Counterfeiting of objects in general, affects the income of manufacturers which manufacture an original object and may also affect the income of distributors wholesalers and retailers. The market of counterfeited objects is estimated to be on the order of hundreds of billions of dollars per year. Methods, devices and systems for detecting counterfeited objects are known in the art. For example, electronic circuits (e.g., passive or active Radio Frequency Identification—RFID circuits) are incorporated in to the object. As a further example, expendable tags with unique patterns such as holograms, tags with spectral patterns and the like are attached to the object. These methods, devices and systems are specifically designed and may be subjected to counterfeiting themselves. Alternatively, systems and methods which analyze an image of the object surface are also employed. For example, such systems and methods acquire and analyze a speckle pattern of the objects or regions in the objects to determining the authenticity of the object. Such methods employ the object surface illuminated with light for creating an optical interferogram known as a speckle pattern.
U.S. Application Publication 2006/0104103 to Colineau et al, entitled “Method for Optical Authentication and Identification of Objects and Device Therefor” directs to a system and a method in which a coherent light illuminates a partially scattering surface of reference objects under specified illumination conditions and record the speckle patterns obtained for various nominal values of illumination parameters. Then, objects are illuminated and their images are captured under the similar nominal conditions and each obtained speckle pattern is compared with a recorded speckle pattern. The system directed to by Collineau et al includes an optical recording device with laser source, a storage device and an optical reading device with laser source, the parameters of the optical devices being modifiable. The modifiable parameters of the optical devices include at least one of the wavelength, direction of emission, focusing of the laser beam, position of the laser source, inclination and position of the object with respect to the laser beam. According to an embodiment of the system directed to by Collineau et al, the system verifies that value of a given parameter may be drawn randomly from the span of admissible values (for example in the case of a particular position of the reading system with respect to the object), the signal observed is indeed the one that is expected. It is thus possible to choose the security level desired.
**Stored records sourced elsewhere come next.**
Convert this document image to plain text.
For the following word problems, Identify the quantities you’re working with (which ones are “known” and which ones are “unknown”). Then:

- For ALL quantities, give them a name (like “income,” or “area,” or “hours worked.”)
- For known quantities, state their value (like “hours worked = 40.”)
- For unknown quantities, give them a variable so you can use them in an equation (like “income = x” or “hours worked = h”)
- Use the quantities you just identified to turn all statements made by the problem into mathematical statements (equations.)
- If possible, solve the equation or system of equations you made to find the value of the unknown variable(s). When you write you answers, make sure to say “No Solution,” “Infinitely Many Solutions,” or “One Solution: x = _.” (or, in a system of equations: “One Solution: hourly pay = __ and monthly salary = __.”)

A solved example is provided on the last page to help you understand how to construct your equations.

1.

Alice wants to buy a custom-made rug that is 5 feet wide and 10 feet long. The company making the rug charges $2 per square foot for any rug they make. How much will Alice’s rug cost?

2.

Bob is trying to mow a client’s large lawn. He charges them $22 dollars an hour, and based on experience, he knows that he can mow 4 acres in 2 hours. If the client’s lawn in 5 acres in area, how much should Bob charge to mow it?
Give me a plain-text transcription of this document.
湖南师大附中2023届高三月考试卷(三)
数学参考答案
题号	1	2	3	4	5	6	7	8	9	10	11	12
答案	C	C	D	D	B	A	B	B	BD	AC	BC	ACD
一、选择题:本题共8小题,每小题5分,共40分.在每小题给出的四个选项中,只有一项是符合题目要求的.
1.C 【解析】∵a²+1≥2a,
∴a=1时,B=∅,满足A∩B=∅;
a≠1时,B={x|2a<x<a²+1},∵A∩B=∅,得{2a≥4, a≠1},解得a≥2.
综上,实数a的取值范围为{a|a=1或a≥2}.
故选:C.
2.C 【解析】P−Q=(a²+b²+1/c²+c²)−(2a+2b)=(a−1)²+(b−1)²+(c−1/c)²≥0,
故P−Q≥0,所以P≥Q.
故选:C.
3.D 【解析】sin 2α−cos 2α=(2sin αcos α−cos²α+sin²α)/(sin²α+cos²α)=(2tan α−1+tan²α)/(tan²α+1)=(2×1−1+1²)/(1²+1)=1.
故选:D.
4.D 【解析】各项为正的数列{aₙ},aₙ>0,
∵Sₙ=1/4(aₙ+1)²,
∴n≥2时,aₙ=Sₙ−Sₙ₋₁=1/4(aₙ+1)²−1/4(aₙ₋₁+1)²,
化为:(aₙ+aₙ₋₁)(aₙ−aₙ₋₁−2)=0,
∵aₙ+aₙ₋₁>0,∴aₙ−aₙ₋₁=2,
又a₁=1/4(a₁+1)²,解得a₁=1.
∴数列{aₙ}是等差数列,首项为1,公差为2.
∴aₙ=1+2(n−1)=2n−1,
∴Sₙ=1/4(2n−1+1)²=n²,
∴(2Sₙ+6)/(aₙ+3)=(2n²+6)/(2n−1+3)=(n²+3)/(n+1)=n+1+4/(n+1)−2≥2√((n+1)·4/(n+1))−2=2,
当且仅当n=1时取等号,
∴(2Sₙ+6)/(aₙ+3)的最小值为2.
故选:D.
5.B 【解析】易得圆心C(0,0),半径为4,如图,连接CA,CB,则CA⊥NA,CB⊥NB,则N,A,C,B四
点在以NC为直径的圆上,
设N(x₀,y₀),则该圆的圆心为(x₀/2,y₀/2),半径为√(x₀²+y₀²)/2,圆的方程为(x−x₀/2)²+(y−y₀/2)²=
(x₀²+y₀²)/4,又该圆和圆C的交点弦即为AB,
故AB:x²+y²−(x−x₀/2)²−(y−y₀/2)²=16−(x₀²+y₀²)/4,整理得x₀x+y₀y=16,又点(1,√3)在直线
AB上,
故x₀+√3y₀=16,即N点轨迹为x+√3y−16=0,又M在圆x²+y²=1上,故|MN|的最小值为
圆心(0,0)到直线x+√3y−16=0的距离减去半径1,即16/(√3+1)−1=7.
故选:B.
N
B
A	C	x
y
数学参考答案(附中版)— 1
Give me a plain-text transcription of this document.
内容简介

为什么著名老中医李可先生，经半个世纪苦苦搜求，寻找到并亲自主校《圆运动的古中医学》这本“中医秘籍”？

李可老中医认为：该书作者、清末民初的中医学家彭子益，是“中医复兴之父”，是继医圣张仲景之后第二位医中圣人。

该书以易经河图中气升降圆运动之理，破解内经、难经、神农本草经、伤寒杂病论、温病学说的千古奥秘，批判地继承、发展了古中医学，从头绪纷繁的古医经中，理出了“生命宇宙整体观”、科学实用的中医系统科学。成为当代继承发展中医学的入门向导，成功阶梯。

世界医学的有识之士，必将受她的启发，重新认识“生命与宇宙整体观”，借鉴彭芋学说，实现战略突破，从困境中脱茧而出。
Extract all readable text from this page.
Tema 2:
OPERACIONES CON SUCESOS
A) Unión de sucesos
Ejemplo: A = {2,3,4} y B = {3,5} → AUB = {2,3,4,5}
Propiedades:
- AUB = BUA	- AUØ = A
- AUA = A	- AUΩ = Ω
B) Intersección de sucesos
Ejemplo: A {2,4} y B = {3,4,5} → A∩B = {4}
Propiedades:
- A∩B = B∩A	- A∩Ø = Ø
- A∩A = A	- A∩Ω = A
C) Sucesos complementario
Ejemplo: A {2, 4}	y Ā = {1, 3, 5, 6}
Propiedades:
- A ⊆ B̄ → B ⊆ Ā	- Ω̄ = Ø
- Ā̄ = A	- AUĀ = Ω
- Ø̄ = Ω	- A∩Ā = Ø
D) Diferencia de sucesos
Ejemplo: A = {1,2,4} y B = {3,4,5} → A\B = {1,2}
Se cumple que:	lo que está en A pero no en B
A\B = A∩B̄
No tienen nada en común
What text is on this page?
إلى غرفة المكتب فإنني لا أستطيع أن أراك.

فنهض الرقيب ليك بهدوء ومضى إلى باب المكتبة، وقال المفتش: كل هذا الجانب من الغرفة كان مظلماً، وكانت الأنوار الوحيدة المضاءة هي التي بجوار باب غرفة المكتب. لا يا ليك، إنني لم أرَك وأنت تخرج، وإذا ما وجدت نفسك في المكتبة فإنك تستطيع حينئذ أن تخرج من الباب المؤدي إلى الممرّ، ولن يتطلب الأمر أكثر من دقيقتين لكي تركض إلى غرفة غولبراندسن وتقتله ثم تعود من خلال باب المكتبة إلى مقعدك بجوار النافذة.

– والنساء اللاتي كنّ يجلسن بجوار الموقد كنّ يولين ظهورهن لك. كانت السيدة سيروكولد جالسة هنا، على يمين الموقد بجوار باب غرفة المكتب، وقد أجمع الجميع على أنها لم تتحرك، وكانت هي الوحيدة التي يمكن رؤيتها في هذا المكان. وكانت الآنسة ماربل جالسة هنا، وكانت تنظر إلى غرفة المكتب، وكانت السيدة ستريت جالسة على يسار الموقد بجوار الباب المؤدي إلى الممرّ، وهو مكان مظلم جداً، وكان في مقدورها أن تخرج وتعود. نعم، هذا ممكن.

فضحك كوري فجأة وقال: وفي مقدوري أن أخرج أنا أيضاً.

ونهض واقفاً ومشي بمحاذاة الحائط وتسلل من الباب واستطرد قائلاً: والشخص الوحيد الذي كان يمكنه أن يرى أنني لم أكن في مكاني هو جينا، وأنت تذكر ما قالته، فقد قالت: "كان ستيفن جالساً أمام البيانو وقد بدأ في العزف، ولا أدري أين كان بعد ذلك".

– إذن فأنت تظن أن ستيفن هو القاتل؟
U.S. Patent Application Publication 2014/0205153 to Sharma et al, entitled “Systems, Methods and Computer-Accessible Mediums of Authentication and Verification of Physical Objects” directs to a method for authenticating a physical object. Initially, an image of a marked or unmarked portion of the physical object is acquired under white light illumination. Then a first microscopic image or video of a region of the objects is stored. This first microscopic image includes a texture speckle pattern. A descriptor is computed using object invariant gradient histogram algorithm or a combination of a Gabor transform and a Principal Component Analysis procedure. When verifying the authenticity of the physical object, a predetermined region is chosen and an image or video of the physical object that is acquired by a microscope (e.g., a USB microscope). The microscope can be a handheld device, such a cellular telephone integrated with a microscope, or a digital camera integrated with a microscope. The second microscopic image or video is stored and a low dimensional representation of this image is computed by employing, for example, the invariant Gabor Principal Component Analysis. Then, the first microscopic image and the second microscopic image are compared. This comparison is be performed by matching the descriptors for example according to the Euclidean distance between the descriptors. If a similarity between the first and second speckle patterns equals or exceeds a predetermined amount, then the physical object is determined to be authentic, else the physical object is not authentic.
U.S. Pat. No. 6,020,954 to Aggarwal entitled “Method and Associated Appartus for the Standardized Grading of Gemstones” directs to a system for determining the spectral response of a gemstone which is subjected to a plurality of incident light sources. In the system directed to Aggarwal, an image acquires an image of the illuminated gemstone and a processor compares the acquired image to a reference image and grades the inspected gemstone. In the system directed to by Aggarwal, a ring light illuminates the gemstone to detect surface scratches, facet structures, and to perform color analysis of dark stones.